La administración de la alcaldesa Diana Caiza, en su etapa consolidada tras las elecciones de 2023, enfrenta un panorama complejo marcado por demandas ciudadanas y situaciones de compleja resolución. Los últimos meses revelan que uno de los frentes más urgentes y visibles es el del transporte público urbano y rural, un sector que concentra tensiones económicas, operativas y sociales que ponen a prueba la capacidad de diálogo y ejecución del Municipio.
El reciente paro parcial de transportistas a inicios de junio de 2026 desnudó la fragilidad del sistema.

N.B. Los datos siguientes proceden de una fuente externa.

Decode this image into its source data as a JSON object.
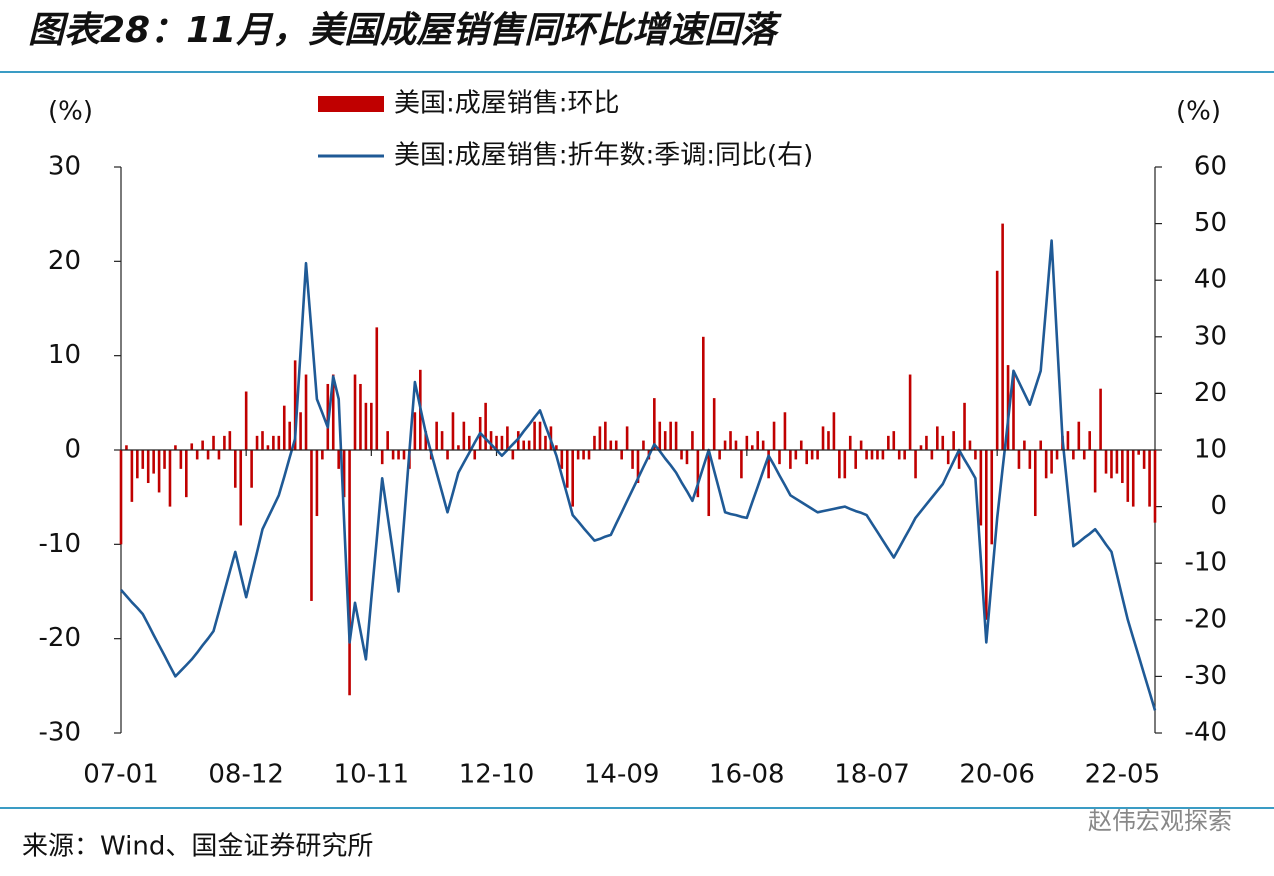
{
  "chart_data": {
    "type": "bar-line",
    "title": "图表28：11月，美国成屋销售同环比增速回落",
    "source": "来源：Wind、国金证券研究所",
    "watermark": "赵伟宏观探索",
    "y_unit": "(%)",
    "y2_unit": "(%)",
    "ylim": [
      -30,
      30
    ],
    "yticks": [
      -30,
      -20,
      -10,
      0,
      10,
      20,
      30
    ],
    "y2lim": [
      -40,
      60
    ],
    "y2ticks": [
      -40,
      -30,
      -20,
      -10,
      0,
      10,
      20,
      30,
      40,
      50,
      60
    ],
    "categories": [
      "07-01",
      null,
      null,
      null,
      null,
      null,
      null,
      null,
      null,
      null,
      null,
      null,
      null,
      null,
      null,
      null,
      null,
      null,
      null,
      null,
      null,
      null,
      null,
      "08-12",
      null,
      null,
      null,
      null,
      null,
      null,
      null,
      null,
      null,
      null,
      null,
      null,
      null,
      null,
      null,
      null,
      null,
      null,
      null,
      null,
      null,
      null,
      "10-11",
      null,
      null,
      null,
      null,
      null,
      null,
      null,
      null,
      null,
      null,
      null,
      null,
      null,
      null,
      null,
      null,
      null,
      null,
      null,
      null,
      null,
      null,
      "12-10",
      null,
      null,
      null,
      null,
      null,
      null,
      null,
      null,
      null,
      null,
      null,
      null,
      null,
      null,
      null,
      null,
      null,
      null,
      null,
      null,
      null,
      null,
      "14-09",
      null,
      null,
      null,
      null,
      null,
      null,
      null,
      null,
      null,
      null,
      null,
      null,
      null,
      null,
      null,
      null,
      null,
      null,
      null,
      null,
      null,
      null,
      "16-08",
      null,
      null,
      null,
      null,
      null,
      null,
      null,
      null,
      null,
      null,
      null,
      null,
      null,
      null,
      null,
      null,
      null,
      null,
      null,
      null,
      null,
      null,
      "18-07",
      null,
      null,
      null,
      null,
      null,
      null,
      null,
      null,
      null,
      null,
      null,
      null,
      null,
      null,
      null,
      null,
      null,
      null,
      null,
      null,
      null,
      null,
      "20-06",
      null,
      null,
      null,
      null,
      null,
      null,
      null,
      null,
      null,
      null,
      null,
      null,
      null,
      null,
      null,
      null,
      null,
      null,
      null,
      null,
      null,
      null,
      "22-05",
      null,
      null,
      null,
      null,
      null,
      null
    ],
    "series": [
      {
        "name": "美国:成屋销售:环比",
        "type": "bar",
        "color": "#c00000",
        "values": [
          -10,
          0.5,
          -5.5,
          -3,
          -2,
          -3.5,
          -2.5,
          -4.5,
          -2,
          -6,
          0.5,
          -2,
          -5,
          0.7,
          -1,
          1,
          -1,
          1.5,
          -1,
          1.5,
          2,
          -4,
          -8,
          6.2,
          -4,
          1.5,
          2,
          0.5,
          1.5,
          1.5,
          4.7,
          3,
          9.5,
          4,
          8,
          -16,
          -7,
          -1,
          7,
          8,
          -2,
          -5,
          -26,
          8,
          7,
          5,
          5,
          13,
          -1.5,
          2,
          -1,
          -1,
          -1,
          -2,
          4,
          8.5,
          2,
          -1,
          3,
          2,
          -1,
          4,
          0.5,
          3,
          1.5,
          -1,
          3.5,
          5,
          2,
          1.5,
          1.5,
          2.5,
          -1,
          2,
          1,
          1,
          3,
          3,
          1.5,
          2.5,
          0.5,
          -2,
          -4,
          -6,
          -1,
          -1,
          -1,
          1.5,
          2.5,
          3,
          1,
          1,
          -1,
          2.5,
          -2,
          -3.5,
          1,
          -1,
          5.5,
          3,
          2,
          3,
          3,
          -1,
          -1.5,
          2,
          -5,
          12,
          -7,
          5.5,
          -1,
          1,
          2,
          1,
          -3,
          1.5,
          0.5,
          2,
          1,
          -3,
          3,
          -1.5,
          4,
          -2,
          -1,
          1,
          -1.5,
          -1,
          -1,
          2.5,
          2,
          4,
          -3,
          -3,
          1.5,
          -2,
          1,
          -1,
          -1,
          -1,
          -1,
          1.5,
          2,
          -1,
          -1,
          8,
          -3,
          0.5,
          1.5,
          -1,
          2.5,
          1.5,
          -1.5,
          2,
          -2,
          5,
          1,
          -1,
          -8,
          -18,
          -10,
          19,
          24,
          9,
          8,
          -2,
          1,
          -2,
          -7,
          1,
          -3,
          -2.5,
          -1,
          1.5,
          2,
          -1,
          3,
          -1,
          2,
          -4.5,
          6.5,
          -2.5,
          -3,
          -2.5,
          -3.5,
          -5.5,
          -6,
          -0.5,
          -2,
          -6,
          -7.7
        ]
      },
      {
        "name": "美国:成屋销售:折年数:季调:同比(右)",
        "type": "line",
        "axis": "y2",
        "color": "#1f5a96",
        "values": [
          -14.7,
          -15.8,
          -16.9,
          -17.9,
          -19,
          -20.8,
          -22.7,
          -24.5,
          -26.3,
          -28.2,
          -30,
          -29,
          -28,
          -27,
          -25.8,
          -24.5,
          -23.3,
          -22,
          -18.5,
          -15,
          -11.5,
          -8,
          -12,
          -16,
          -12,
          -8,
          -4,
          -2,
          0,
          2,
          5.3,
          8.7,
          12,
          27.5,
          43,
          31,
          19,
          16.5,
          14,
          23,
          19,
          -2.5,
          -24,
          -17,
          -22,
          -27,
          -16.3,
          -5.7,
          5,
          -1.7,
          -8.3,
          -15,
          -2.7,
          9.7,
          22,
          17.5,
          13,
          9.5,
          6,
          2.5,
          -1,
          2.5,
          6,
          7.8,
          9.5,
          11.3,
          13,
          12,
          11,
          10,
          9,
          10,
          11,
          12,
          13.3,
          14.5,
          15.8,
          17,
          14.3,
          11.7,
          9,
          5.5,
          2,
          -1.5,
          -2.6,
          -3.8,
          -4.9,
          -6,
          -5.7,
          -5.3,
          -5,
          -3,
          -1,
          1,
          3,
          5,
          7,
          9,
          11,
          9.8,
          8.5,
          7.3,
          6,
          4.3,
          2.7,
          1,
          4,
          7,
          10,
          6.3,
          2.7,
          -1,
          -1.3,
          -1.5,
          -1.8,
          -2,
          0.8,
          3.5,
          6.3,
          9,
          7.3,
          5.5,
          3.8,
          2,
          1.4,
          0.8,
          0.2,
          -0.4,
          -1,
          -0.8,
          -0.6,
          -0.4,
          -0.2,
          0,
          -0.4,
          -0.8,
          -1.1,
          -1.5,
          -3,
          -4.5,
          -6,
          -7.5,
          -9,
          -7.3,
          -5.5,
          -3.8,
          -2,
          -0.8,
          0.4,
          1.6,
          2.8,
          4,
          6,
          8,
          10,
          8.3,
          6.7,
          5,
          -9.5,
          -24,
          -13,
          -2,
          6.7,
          15.3,
          24,
          22,
          20,
          18,
          21,
          24,
          35.5,
          47,
          29.5,
          12,
          2.5,
          -7,
          -6.3,
          -5.5,
          -4.8,
          -4,
          -5.3,
          -6.7,
          -8,
          -12,
          -16,
          -20,
          -23.2,
          -26.4,
          -29.6,
          -32.8,
          -36
        ]
      }
    ]
  }
}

Conductores y cooperativas exigían revisión de la tarifa (fijada en 0,30 centavos), argumentando el alza sostenida de combustibles, repuestos, mantenimiento de flotas y los efectos residuales de la pandemia. La racionalización del servicio generó congestión, abusos en precios alternativos por camionetas informales y malestar generalizado entre usuarios. Tras negociaciones tensas, se alcanzó un acuerdo: el pasaje se mantiene temporalmente, pero el Municipio se comprometió a entregar una compensación de 700 dólares en combustible por seis meses y a socializar una posible actualización tarifaria en el Concejo Cantonal.
Este episodio no es aislado. Los transportistas enfrentan costos operativos que erosionan sus márgenes, mientras la ciudad lidia con flotas envejecidas, rutas ineficientes y una demanda creciente por expansión urbana. La administración debe abordar la modernización del transporte: renovación de unidades con criterios ambientales, implementación de un sistema integrado de rutas y tarifas, y mayor fiscalización contra el transporte informal. Al mismo tiempo, debe proteger el bolsillo de los usuarios, muchos de ellos de bajos ingresos, en una ciudad donde el transporte público es esencial para la movilidad diaria, sin que existan alternativas como el caso de Quito, Guayaquil o Cuenca.
La alcaldesa Caiza ha impulsado una narrativa de “hechos no palabras” y rendición de cuentas. Sin embargo, la sostenibilidad de su gestión dependerá de su habilidad para convertir conflictos como el del transporte en oportunidades de transformación. Requiere diálogo permanente con gremios, estudios técnicos rigurosos para justificar ajustes tarifarios y un plan integral de movilidad que incluya alternativas como ciclovías, peatonalización y transporte no motorizado.
Ambato, como una ciudad pujante y comercial, no puede permitirse un transporte colapsado. La nueva administración -en realidad, la consolidación de un proyecto en curso- tiene ante sí la tarea de equilibrar viabilidad económica del sector, calidad del servicio y equidad social. El éxito en este frente definirá no solo la movilidad diaria, sino la credibilidad de una gestión que se presenta como inclusiva y cercana a la gente. El tiempo apremia: de la capacidad de respuesta dependerá que Ambato avance hacia una “nueva historia” real o quede atrapada en los mismos nudos de siempre.